Second, the rewards approach is easier to implement and sustain in start-ups and smaller organizations than in already-successful large organizations (for reasons already nicely desribed by prior bloggers). But it is large organizations that often have resources that increase the likelihood of making an innovation succeed.

Is this one of the reasons we see so many small innovative organizations (think early-stage biopharma company with a pre-clinical lead) get together with large resource-rich organizations that have trouble internally sustaining innovation (think big pharma with its clinical resources)? The people in the early stage company are those more prone to succombing to RDF while those at big companies are more immune. If this is so, it's nice to have different homes for different people, all adding their talents and efforts to innovation, each in their own way.

Bob Sutton

Ann,

The passion and persistence, and ability to recruit others to help, are it.
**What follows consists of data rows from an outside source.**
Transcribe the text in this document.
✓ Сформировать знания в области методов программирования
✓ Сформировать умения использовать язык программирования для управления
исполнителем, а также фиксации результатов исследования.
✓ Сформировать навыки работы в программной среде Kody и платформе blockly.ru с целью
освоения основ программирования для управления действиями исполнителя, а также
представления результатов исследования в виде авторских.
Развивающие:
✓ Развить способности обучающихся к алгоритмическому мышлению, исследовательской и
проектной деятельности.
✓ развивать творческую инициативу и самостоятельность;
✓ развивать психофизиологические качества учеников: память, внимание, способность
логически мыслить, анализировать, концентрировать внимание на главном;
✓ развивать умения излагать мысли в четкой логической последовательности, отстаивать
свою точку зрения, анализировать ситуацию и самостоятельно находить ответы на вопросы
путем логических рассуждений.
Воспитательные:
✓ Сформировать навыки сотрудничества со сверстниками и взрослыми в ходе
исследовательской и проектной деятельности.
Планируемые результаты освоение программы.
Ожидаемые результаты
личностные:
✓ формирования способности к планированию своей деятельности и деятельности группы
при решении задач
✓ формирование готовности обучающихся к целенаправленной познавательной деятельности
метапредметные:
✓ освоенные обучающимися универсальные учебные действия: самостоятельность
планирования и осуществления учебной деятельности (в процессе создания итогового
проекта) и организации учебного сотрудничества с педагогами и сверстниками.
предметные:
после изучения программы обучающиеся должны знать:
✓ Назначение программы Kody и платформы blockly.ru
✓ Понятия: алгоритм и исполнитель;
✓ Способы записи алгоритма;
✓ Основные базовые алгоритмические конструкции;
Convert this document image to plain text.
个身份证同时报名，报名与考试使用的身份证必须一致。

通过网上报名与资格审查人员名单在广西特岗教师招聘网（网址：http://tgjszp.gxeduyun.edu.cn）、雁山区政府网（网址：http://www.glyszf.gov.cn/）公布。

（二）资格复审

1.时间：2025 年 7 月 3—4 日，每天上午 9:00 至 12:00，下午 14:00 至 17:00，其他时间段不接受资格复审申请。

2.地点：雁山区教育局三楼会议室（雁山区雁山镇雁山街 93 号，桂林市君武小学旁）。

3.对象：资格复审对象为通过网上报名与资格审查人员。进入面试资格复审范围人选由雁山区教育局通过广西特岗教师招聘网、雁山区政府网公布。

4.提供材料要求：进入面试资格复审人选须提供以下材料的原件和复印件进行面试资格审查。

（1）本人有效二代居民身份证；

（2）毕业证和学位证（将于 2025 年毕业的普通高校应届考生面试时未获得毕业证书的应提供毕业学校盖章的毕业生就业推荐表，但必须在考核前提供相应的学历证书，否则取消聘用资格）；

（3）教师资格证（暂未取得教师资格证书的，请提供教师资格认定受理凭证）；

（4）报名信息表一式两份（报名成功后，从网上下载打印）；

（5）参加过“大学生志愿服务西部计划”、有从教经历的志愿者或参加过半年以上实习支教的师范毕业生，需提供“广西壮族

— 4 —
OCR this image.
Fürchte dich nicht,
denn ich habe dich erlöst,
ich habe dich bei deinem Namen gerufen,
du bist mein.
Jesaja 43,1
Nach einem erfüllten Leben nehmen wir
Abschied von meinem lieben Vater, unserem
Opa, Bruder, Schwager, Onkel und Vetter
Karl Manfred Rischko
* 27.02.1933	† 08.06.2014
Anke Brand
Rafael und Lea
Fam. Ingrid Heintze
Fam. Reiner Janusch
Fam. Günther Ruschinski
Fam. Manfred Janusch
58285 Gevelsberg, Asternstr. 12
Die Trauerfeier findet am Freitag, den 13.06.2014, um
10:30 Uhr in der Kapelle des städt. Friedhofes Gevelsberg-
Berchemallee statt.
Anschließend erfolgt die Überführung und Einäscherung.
I think you got it.

Bob Sutton

David,

I think you hit the nail on the head. The key is psychological safety. The best companies -- especially the most innovative -- have forgive and remember cultures. Most companies I work with, as you hint, tend to blame and demote, or otherwise punish, people who take risks and make "intelligent" mistakes. But the exceptions are interesting. Amazon is one, and I once did some work with a large publishing company that promoted and kept publically praising a woman who started a new magazine that failed because, to paraphrase, "She did everything right, there was just no market there, and she has the courage and skill to succeed, which we need for future ventures."

ann michael

Perhaps the reason why this weird idea works is that the optimist is passionate. Passion attracts support. If the optimist is also humble and learns from their mistakes, and others around them, then maybe they have a shot. Maybe the magic combination is a strong-willed but open-minded optimist with just a little "parental supervision".

David Maister

Bob, the ethical dilemma applies, as you hint, to employees within corporations as well. Innovative companies need their sacrificial lambs willing to take (sometimes unreasonable) risks with their careers.

This would be fine if companies had a high "forgiveness" factor, but as we are discussing over at http://davidmaister.com/blog/182/, but the truth is that if things don't work out, companies tend to move people who take risks OUT rather than back to where they were.

That may not be the best strategy for companies trying to stimulate entrepreneurship.